Adelaida sonrió cuando vio que las heridas habían sanado.

Los interrumpieron unas voces de pescadores que llegaban con sus barcos. Adelaida tomó su cabello y con la daga lo cortó. Izaro le dijo que no lo tirara y lo tomó entre sus manos.

—¿Qué piensas hacer? —preguntó Izaro, que iba acostumbrándose a la estructura de su nuevo cuerpo.

—Quiero irme lejos de esta Isla, de mi padre, del castillo, de la pena que martilla mi corazón —respondió.

—Laida, si tu deseo es irte, más allá de lo que tus ojos ven, nunca olvides a tu pueblo, a tu gente que un día dio la vida por ti— dijo Izaro.

—Izaro, mis oídos ahora se cierran a tus palabras, pero nunca mi corazón, jamás.

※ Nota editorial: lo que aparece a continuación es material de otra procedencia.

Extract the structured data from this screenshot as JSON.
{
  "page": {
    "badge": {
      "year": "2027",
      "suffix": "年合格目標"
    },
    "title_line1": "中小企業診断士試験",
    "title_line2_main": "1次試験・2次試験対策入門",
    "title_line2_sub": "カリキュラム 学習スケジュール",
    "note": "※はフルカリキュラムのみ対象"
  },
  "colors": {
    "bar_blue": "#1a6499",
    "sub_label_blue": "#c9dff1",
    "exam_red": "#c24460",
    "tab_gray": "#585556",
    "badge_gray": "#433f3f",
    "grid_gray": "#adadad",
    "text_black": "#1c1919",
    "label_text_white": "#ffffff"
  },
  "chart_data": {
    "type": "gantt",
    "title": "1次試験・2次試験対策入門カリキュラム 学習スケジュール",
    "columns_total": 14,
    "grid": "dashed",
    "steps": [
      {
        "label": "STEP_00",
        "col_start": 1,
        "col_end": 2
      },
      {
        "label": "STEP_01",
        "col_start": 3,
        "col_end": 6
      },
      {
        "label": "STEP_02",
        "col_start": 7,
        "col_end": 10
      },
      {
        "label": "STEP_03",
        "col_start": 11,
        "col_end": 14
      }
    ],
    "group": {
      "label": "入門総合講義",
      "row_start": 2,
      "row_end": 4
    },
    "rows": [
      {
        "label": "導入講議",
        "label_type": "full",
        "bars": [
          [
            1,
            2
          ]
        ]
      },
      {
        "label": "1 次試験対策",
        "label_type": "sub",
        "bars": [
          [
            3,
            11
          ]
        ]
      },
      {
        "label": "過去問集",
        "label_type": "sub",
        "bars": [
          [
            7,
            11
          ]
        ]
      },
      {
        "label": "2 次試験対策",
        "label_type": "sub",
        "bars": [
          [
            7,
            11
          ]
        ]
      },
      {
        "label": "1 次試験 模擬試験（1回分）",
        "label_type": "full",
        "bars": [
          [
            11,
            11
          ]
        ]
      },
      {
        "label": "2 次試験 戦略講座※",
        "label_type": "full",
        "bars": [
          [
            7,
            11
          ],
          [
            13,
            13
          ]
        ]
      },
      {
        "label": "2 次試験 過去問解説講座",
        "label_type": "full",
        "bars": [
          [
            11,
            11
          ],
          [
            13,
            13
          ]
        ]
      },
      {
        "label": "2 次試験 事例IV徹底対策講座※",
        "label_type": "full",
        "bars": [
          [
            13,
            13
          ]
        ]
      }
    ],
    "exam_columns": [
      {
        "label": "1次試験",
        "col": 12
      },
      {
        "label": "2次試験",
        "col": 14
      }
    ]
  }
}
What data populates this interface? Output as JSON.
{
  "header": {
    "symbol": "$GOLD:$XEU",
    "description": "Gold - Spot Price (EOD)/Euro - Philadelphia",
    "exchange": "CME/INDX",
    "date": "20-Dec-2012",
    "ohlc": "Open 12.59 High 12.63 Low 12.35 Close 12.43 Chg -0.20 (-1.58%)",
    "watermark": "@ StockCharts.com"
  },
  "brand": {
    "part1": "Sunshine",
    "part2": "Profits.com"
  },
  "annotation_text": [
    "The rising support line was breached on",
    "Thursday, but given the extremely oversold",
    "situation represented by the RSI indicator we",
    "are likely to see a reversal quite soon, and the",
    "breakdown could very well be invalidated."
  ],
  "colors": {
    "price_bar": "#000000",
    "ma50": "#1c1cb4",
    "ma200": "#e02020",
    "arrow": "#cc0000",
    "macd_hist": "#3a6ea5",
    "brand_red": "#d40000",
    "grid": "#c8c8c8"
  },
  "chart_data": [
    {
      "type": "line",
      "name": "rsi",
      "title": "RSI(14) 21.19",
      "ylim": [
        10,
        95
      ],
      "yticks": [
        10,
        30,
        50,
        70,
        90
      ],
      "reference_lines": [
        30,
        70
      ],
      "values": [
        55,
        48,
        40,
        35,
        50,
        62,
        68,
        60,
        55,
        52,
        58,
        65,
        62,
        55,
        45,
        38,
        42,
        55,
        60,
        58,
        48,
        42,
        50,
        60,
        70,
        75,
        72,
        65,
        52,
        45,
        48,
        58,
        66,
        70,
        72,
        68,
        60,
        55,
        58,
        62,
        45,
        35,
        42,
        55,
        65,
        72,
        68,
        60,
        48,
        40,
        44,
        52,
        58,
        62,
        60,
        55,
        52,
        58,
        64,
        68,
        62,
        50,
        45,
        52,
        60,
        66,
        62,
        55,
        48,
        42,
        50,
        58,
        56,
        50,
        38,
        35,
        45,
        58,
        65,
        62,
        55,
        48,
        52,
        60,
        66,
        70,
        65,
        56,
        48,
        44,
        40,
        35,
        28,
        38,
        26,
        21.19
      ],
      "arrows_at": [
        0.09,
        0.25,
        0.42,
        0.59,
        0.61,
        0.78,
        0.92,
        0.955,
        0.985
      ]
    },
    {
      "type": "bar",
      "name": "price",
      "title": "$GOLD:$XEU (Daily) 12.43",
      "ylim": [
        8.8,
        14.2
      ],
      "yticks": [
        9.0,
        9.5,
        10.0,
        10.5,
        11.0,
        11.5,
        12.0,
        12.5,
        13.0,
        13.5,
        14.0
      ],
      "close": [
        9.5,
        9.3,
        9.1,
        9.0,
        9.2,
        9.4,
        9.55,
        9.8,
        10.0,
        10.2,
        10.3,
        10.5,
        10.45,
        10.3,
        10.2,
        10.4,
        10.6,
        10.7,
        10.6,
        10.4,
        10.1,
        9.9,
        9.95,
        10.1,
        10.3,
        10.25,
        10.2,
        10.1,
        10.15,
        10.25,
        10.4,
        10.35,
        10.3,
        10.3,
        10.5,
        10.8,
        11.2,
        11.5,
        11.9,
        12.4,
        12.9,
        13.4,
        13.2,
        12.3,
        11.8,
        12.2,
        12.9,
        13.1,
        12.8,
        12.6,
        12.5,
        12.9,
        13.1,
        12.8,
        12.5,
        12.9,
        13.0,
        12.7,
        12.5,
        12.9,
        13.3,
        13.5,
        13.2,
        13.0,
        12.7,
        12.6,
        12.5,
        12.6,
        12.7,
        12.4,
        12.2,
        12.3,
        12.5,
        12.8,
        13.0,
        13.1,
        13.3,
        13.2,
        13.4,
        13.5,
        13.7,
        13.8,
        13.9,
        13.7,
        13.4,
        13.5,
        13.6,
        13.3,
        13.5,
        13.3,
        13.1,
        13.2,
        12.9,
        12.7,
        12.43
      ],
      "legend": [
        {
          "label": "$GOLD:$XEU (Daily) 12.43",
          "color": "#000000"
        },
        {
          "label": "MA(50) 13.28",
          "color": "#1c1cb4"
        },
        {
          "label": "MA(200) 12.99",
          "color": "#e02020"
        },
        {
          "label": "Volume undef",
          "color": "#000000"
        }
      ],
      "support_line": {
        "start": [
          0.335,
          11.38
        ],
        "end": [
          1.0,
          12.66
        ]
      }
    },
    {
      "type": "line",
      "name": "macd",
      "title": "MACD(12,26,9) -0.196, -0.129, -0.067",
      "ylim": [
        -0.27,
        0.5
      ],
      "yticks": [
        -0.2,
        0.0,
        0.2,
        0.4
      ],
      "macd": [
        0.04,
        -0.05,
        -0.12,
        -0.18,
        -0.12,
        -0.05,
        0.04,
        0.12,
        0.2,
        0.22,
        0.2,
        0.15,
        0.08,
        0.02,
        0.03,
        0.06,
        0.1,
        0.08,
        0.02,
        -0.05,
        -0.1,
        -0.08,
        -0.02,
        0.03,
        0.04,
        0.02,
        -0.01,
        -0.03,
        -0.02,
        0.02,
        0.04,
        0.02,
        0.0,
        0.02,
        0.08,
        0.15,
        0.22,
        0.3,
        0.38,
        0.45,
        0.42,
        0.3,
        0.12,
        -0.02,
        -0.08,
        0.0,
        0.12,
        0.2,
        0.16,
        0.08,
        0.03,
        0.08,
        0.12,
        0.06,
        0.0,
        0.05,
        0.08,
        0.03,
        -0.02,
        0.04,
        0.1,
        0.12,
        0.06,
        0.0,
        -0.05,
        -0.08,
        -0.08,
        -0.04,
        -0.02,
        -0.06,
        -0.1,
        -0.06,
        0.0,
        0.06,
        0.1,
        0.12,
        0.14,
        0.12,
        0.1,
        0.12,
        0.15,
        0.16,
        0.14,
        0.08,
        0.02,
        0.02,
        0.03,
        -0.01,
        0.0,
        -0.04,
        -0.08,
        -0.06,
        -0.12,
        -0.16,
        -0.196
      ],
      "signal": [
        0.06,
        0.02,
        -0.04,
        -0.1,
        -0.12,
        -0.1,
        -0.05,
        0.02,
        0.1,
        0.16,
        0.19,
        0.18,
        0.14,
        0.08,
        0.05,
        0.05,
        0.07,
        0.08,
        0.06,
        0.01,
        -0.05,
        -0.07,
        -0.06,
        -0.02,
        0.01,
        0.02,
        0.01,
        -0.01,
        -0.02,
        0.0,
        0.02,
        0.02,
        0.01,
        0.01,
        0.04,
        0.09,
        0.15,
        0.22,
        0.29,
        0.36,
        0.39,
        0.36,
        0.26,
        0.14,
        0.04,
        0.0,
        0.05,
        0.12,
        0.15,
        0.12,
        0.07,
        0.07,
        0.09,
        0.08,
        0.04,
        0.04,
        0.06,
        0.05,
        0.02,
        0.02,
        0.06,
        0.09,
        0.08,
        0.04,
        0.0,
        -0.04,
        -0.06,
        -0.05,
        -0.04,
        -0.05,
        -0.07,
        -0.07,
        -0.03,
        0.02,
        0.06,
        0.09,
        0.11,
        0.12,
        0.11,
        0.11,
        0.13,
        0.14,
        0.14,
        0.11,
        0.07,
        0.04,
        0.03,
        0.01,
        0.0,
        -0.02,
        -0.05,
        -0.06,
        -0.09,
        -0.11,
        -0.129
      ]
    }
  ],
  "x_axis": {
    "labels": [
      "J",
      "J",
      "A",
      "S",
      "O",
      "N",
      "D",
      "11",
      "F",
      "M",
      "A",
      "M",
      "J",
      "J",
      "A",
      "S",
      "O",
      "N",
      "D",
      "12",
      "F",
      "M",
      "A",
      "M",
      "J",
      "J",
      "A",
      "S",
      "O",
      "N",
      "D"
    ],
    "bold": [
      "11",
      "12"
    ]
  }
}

Algún día regresaré a tomar lo que me pertenece, ahora lo único que quiero es descubrir los fantasmas de mi pasado, encontrar a mi madre —seguía cortando su cabello.

—Laida, quiero que entiendas que no eres una princesa más. Nadie moverá cielo y tierra por tus deseos o caprichos, tú debes luchar por ellos —Izaro guardó el cabello de Laida en un morral de aquel hombre que ya se encontraba muerto.

—Lo sé Izaro, mi destino ya está decidido —se acercó a Izaro y le dio un abrazo.

Adelaida sentía cálido los brazos de Izaro, que la hacían sentir en calma.

—Prométeme algo más: quiero morir, no vuelvas a revivirme, nunca más —dijo Izaro.

—No puedo hacerte esa promesa, jamás —contestó Adelaida viendo el alma de Izaro a través de sus ojos.